Et Sinking City semble réserver d'autres petites surprises. Exit la trame linéaire des Sherlock Holmes (même si je garde un très bon souvenir des résolutions libres d'enquêtes dans Crimes & Punishments), l'objectif c'est de lâcher la bride et de laisser le joueur gérer son enquête comme il l'entend. Ainsi, j'aurais pu résoudre mon enquête en me montrant beaucoup plus direct et partiel, en laissant de côté certains indices. Et la manière d'aborder les dialogues peut ouvrir ou fermer des options de résolution. En refusant que l'épouse du pêcheur nous paye avec son alliance, on l'a poussée à nous donner plus d'informations sur son mari.
Théoriquement, en menant consciencieusement mon enquête, la conclusion logique est qu'il y a anguille sous roche. Ainsi, si je rentre dans la pièce où est censé se trouver le disparu sans avoir équipé mon arme, je me fais surprendre et ligoter. Armé, je suis sur mes gardes et c'est alors un gunfight pour éliminer les ennemis qui m'ont piégé. Un stand sur l'E3 n'était clairement pas le meilleur cadre pour expérimenter ce genre de mécaniques : mieux vaut être capable de se concentrer sur les indices et de se poser les bonnes questions sur comment les interpréter.
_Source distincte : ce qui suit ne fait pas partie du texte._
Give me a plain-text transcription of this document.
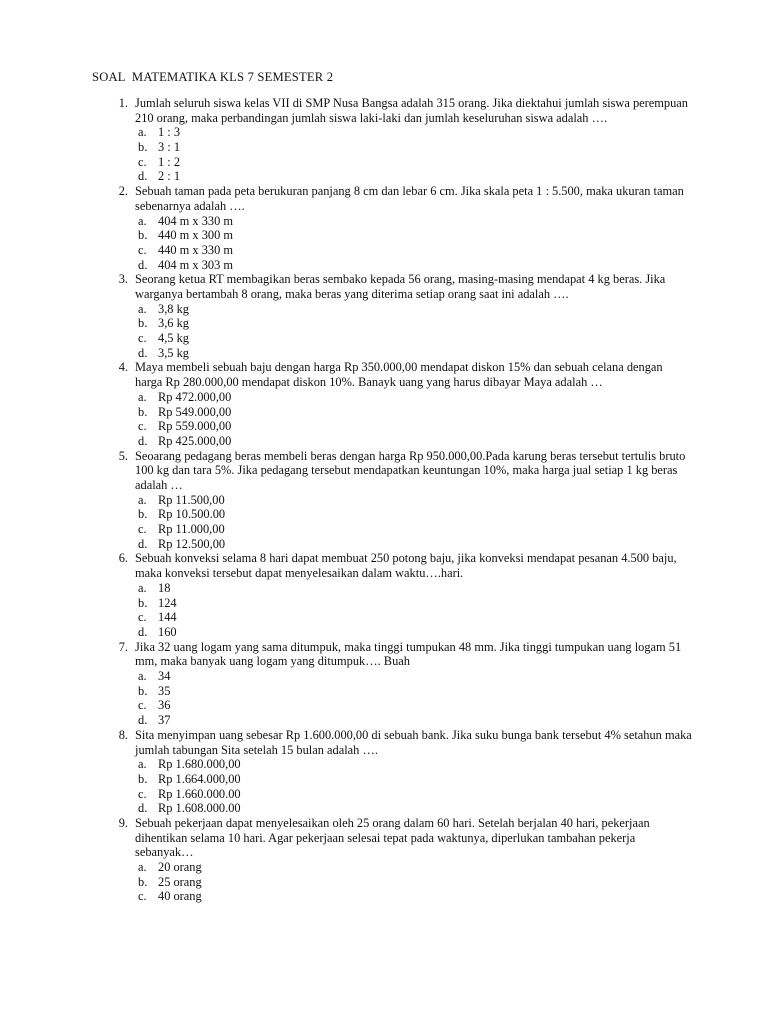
SOAL  MATEMATIKA KLS 7 SEMESTER 2
1. Jumlah seluruh siswa kelas VII di SMP Nusa Bangsa adalah 315 orang. Jika diektahui jumlah siswa perempuan 210 orang, maka perbandingan jumlah siswa laki-laki dan jumlah keseluruhan siswa adalah ….
a. 1 : 3
b. 3 : 1
c. 1 : 2
d. 2 : 1
2. Sebuah taman pada peta berukuran panjang 8 cm dan lebar 6 cm. Jika skala peta 1 : 5.500, maka ukuran taman sebenarnya adalah ….
a. 404 m x 330 m
b. 440 m x 300 m
c. 440 m x 330 m
d. 404 m x 303 m
3. Seorang ketua RT membagikan beras sembako kepada 56 orang, masing-masing mendapat 4 kg beras. Jika warganya bertambah 8 orang, maka beras yang diterima setiap orang saat ini adalah ….
a. 3,8 kg
b. 3,6 kg
c. 4,5 kg
d. 3,5 kg
4. Maya membeli sebuah baju dengan harga Rp 350.000,00 mendapat diskon 15% dan sebuah celana dengan harga Rp 280.000,00 mendapat diskon 10%. Banayk uang yang harus dibayar Maya adalah …
a. Rp 472.000,00
b. Rp 549.000,00
c. Rp 559.000,00
d. Rp 425.000,00
5. Seoarang pedagang beras membeli beras dengan harga Rp 950.000,00.Pada karung beras tersebut tertulis bruto 100 kg dan tara 5%. Jika pedagang tersebut mendapatkan keuntungan 10%, maka harga jual setiap 1 kg beras adalah …
a. Rp 11.500,00
b. Rp 10.500.00
c. Rp 11.000,00
d. Rp 12.500,00
6. Sebuah konveksi selama 8 hari dapat membuat 250 potong baju, jika konveksi mendapat pesanan 4.500 baju, maka konveksi tersebut dapat menyelesaikan dalam waktu….hari.
a. 18
b. 124
c. 144
d. 160
7. Jika 32 uang logam yang sama ditumpuk, maka tinggi tumpukan 48 mm. Jika tinggi tumpukan uang logam 51 mm, maka banyak uang logam yang ditumpuk…. Buah
a. 34
b. 35
c. 36
d. 37
8. Sita menyimpan uang sebesar Rp 1.600.000,00 di sebuah bank. Jika suku bunga bank tersebut 4% setahun maka jumlah tabungan Sita setelah 15 bulan adalah ….
a. Rp 1.680.000,00
b. Rp 1.664.000,00
c. Rp 1.660.000.00
d. Rp 1.608.000.00
9. Sebuah pekerjaan dapat menyelesaikan oleh 25 orang dalam 60 hari. Setelah berjalan 40 hari, pekerjaan dihentikan selama 10 hari. Agar pekerjaan selesai tepat pada waktunya, diperlukan tambahan pekerja sebanyak…
a. 20 orang
b. 25 orang
c. 40 orang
Mais l'ambition générale a de quoi faire frétiller les fans de jeux d'enquête, et j'en fais partie.
Il reste évidemment pas mal de taf : la build présentée contenait des placeholders, souffrait des soucis techniques usuels d'une build de travail, le contenu interactif était limité à l'enquête présentée, et quelques mécaniques étaient maladroites. Si on ne s'inquiète pas trop pour les placeholders ou les petits ratés de framerate ou de textures, il est probable que l'aspect général assez daté reste en place jusqu'au bout, la sortie en mars 2019 risquant d'arriver assez vite. Les moyens de Frogwares ne sont pas infinis et leurs ambitions sont sans commune mesure avec leurs précédents projets.
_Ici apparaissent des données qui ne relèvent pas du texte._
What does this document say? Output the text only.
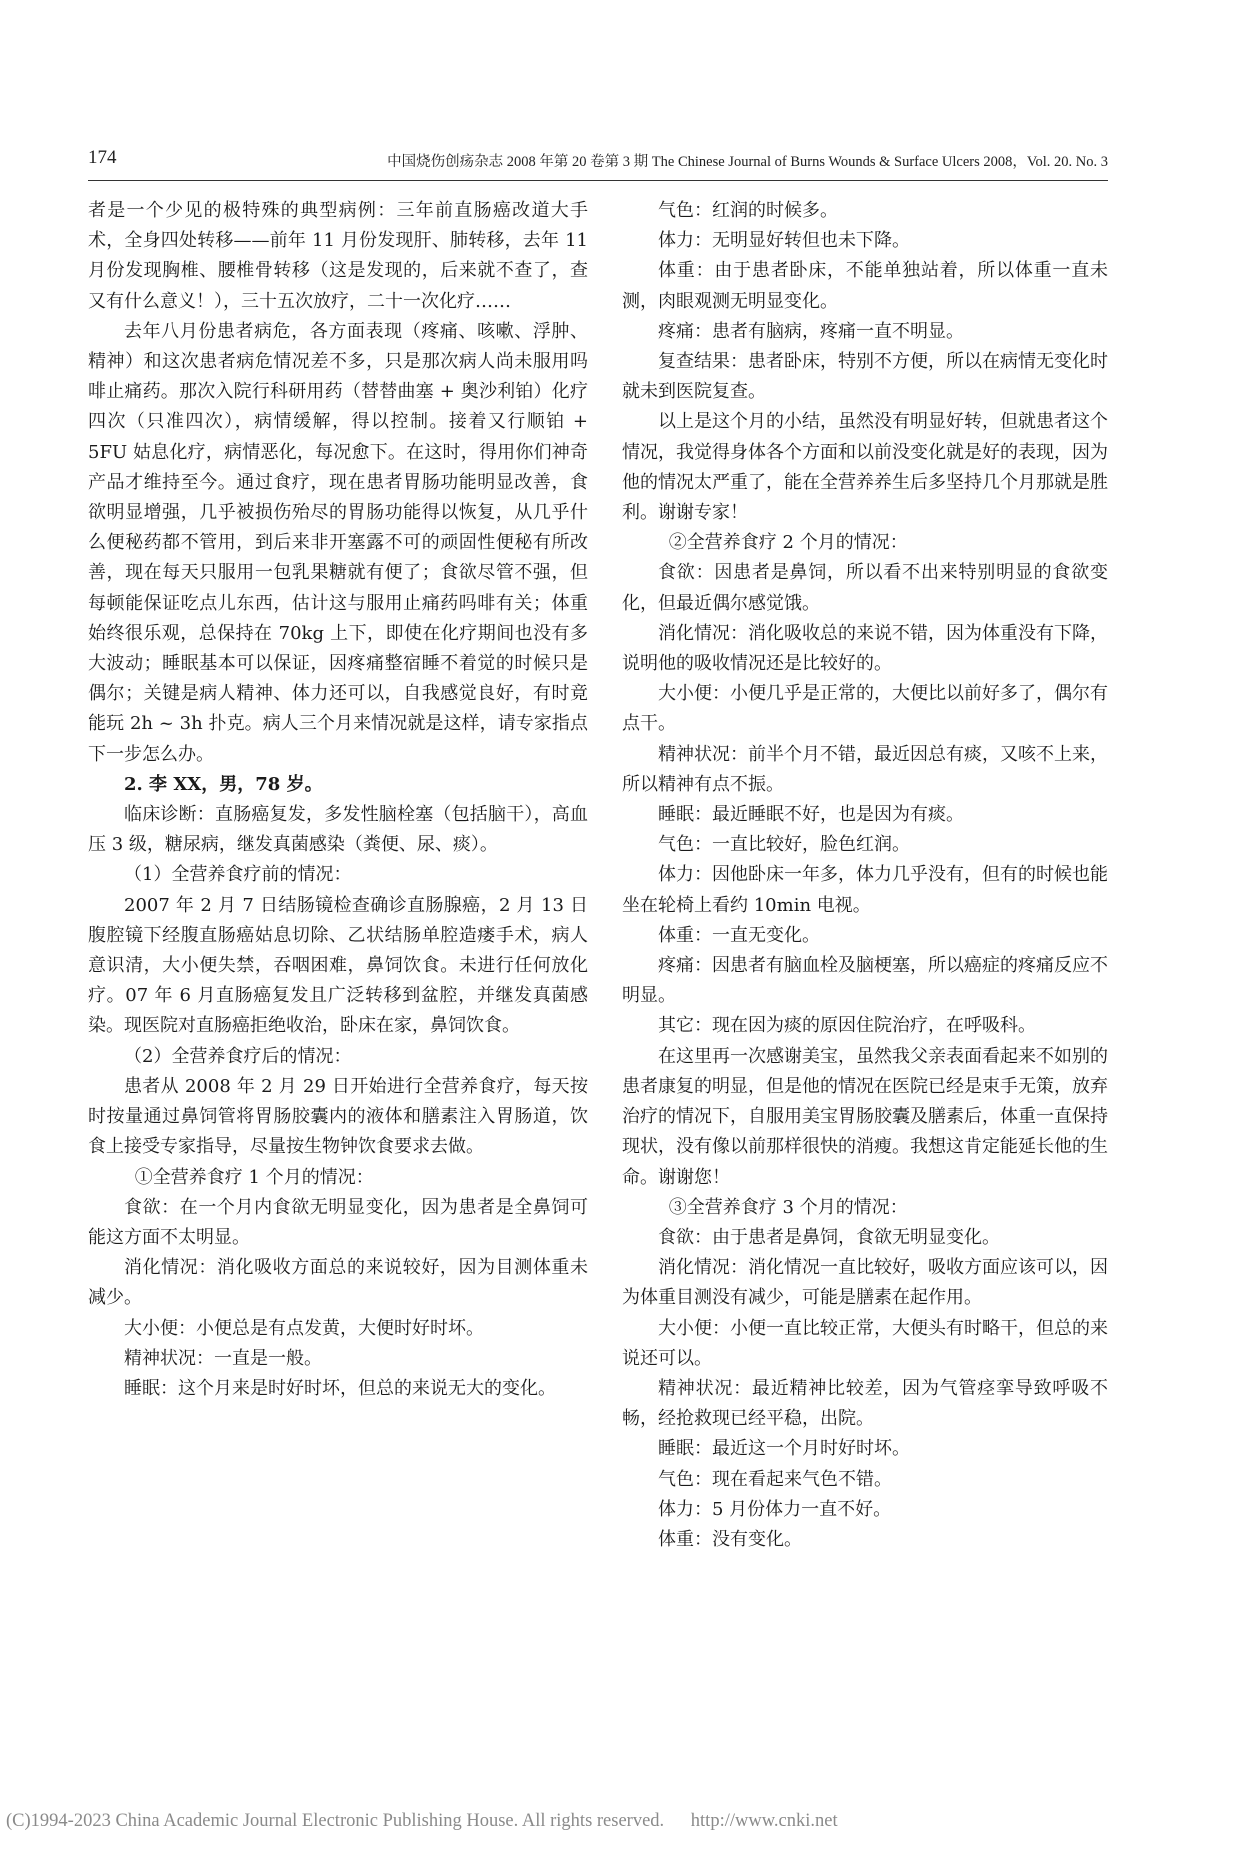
174	中国烧伤创疡杂志 2008 年第 20 卷第 3 期 The Chinese Journal of Burns Wounds & Surface Ulcers 2008，Vol. 20. No. 3

者是一个少见的极特殊的典型病例：三年前直肠癌改道大手术，全身四处转移——前年 11 月份发现肝、肺转移，去年 11 月份发现胸椎、腰椎骨转移（这是发现的，后来就不查了，查又有什么意义！），三十五次放疗，二十一次化疗……

去年八月份患者病危，各方面表现（疼痛、咳嗽、浮肿、精神）和这次患者病危情况差不多，只是那次病人尚未服用吗啡止痛药。那次入院行科研用药（替替曲塞 + 奥沙利铂）化疗四次（只准四次），病情缓解，得以控制。接着又行顺铂 + 5FU 姑息化疗，病情恶化，每况愈下。在这时，得用你们神奇产品才维持至今。通过食疗，现在患者胃肠功能明显改善，食欲明显增强，几乎被损伤殆尽的胃肠功能得以恢复，从几乎什么便秘药都不管用，到后来非开塞露不可的顽固性便秘有所改善，现在每天只服用一包乳果糖就有便了；食欲尽管不强，但每顿能保证吃点儿东西，估计这与服用止痛药吗啡有关；体重始终很乐观，总保持在 70kg 上下，即使在化疗期间也没有多大波动；睡眠基本可以保证，因疼痛整宿睡不着觉的时候只是偶尔；关键是病人精神、体力还可以，自我感觉良好，有时竟能玩 2h ~ 3h 扑克。病人三个月来情况就是这样，请专家指点下一步怎么办。

2. 李 XX，男，78 岁。

临床诊断：直肠癌复发，多发性脑栓塞（包括脑干），高血压 3 级，糖尿病，继发真菌感染（粪便、尿、痰）。

（1）全营养食疗前的情况：

2007 年 2 月 7 日结肠镜检查确诊直肠腺癌，2 月 13 日腹腔镜下经腹直肠癌姑息切除、乙状结肠单腔造瘘手术，病人意识清，大小便失禁，吞咽困难，鼻饲饮食。未进行任何放化疗。07 年 6 月直肠癌复发且广泛转移到盆腔，并继发真菌感染。现医院对直肠癌拒绝收治，卧床在家，鼻饲饮食。

（2）全营养食疗后的情况：

患者从 2008 年 2 月 29 日开始进行全营养食疗，每天按时按量通过鼻饲管将胃肠胶囊内的液体和膳素注入胃肠道，饮食上接受专家指导，尽量按生物钟饮食要求去做。

①全营养食疗 1 个月的情况：

食欲：在一个月内食欲无明显变化，因为患者是全鼻饲可能这方面不太明显。

消化情况：消化吸收方面总的来说较好，因为目测体重未减少。

大小便：小便总是有点发黄，大便时好时坏。

精神状况：一直是一般。

睡眠：这个月来是时好时坏，但总的来说无大的变化。

气色：红润的时候多。

体力：无明显好转但也未下降。

体重：由于患者卧床，不能单独站着，所以体重一直未测，肉眼观测无明显变化。

疼痛：患者有脑病，疼痛一直不明显。

复查结果：患者卧床，特别不方便，所以在病情无变化时就未到医院复查。

以上是这个月的小结，虽然没有明显好转，但就患者这个情况，我觉得身体各个方面和以前没变化就是好的表现，因为他的情况太严重了，能在全营养养生后多坚持几个月那就是胜利。谢谢专家！

②全营养食疗 2 个月的情况：

食欲：因患者是鼻饲，所以看不出来特别明显的食欲变化，但最近偶尔感觉饿。

消化情况：消化吸收总的来说不错，因为体重没有下降，说明他的吸收情况还是比较好的。

大小便：小便几乎是正常的，大便比以前好多了，偶尔有点干。

精神状况：前半个月不错，最近因总有痰，又咳不上来，所以精神有点不振。

睡眠：最近睡眠不好，也是因为有痰。

气色：一直比较好，脸色红润。

体力：因他卧床一年多，体力几乎没有，但有的时候也能坐在轮椅上看约 10min 电视。

体重：一直无变化。

疼痛：因患者有脑血栓及脑梗塞，所以癌症的疼痛反应不明显。

其它：现在因为痰的原因住院治疗，在呼吸科。

在这里再一次感谢美宝，虽然我父亲表面看起来不如别的患者康复的明显，但是他的情况在医院已经是束手无策，放弃治疗的情况下，自服用美宝胃肠胶囊及膳素后，体重一直保持现状，没有像以前那样很快的消瘦。我想这肯定能延长他的生命。谢谢您！

③全营养食疗 3 个月的情况：

食欲：由于患者是鼻饲，食欲无明显变化。

消化情况：消化情况一直比较好，吸收方面应该可以，因为体重目测没有减少，可能是膳素在起作用。

大小便：小便一直比较正常，大便头有时略干，但总的来说还可以。

精神状况：最近精神比较差，因为气管痉挛导致呼吸不畅，经抢救现已经平稳，出院。

睡眠：最近这一个月时好时坏。

气色：现在看起来气色不错。

体力：5 月份体力一直不好。

体重：没有变化。

(C)1994-2023 China Academic Journal Electronic Publishing House. All rights reserved. http://www.cnki.net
On ne s'attendait pas vraiment à quelque chose d'aussi radical et ambitieux chez Frogwares. La base reste celle d'un Sherlock Holmes, mais ouvrir complètement la mécanique de résolution d'enquête pour laisser le joueur maître des évènements est une idée emballante. Reste à voir si le studio aura les moyens de faire ça proprement d'ici à 2019.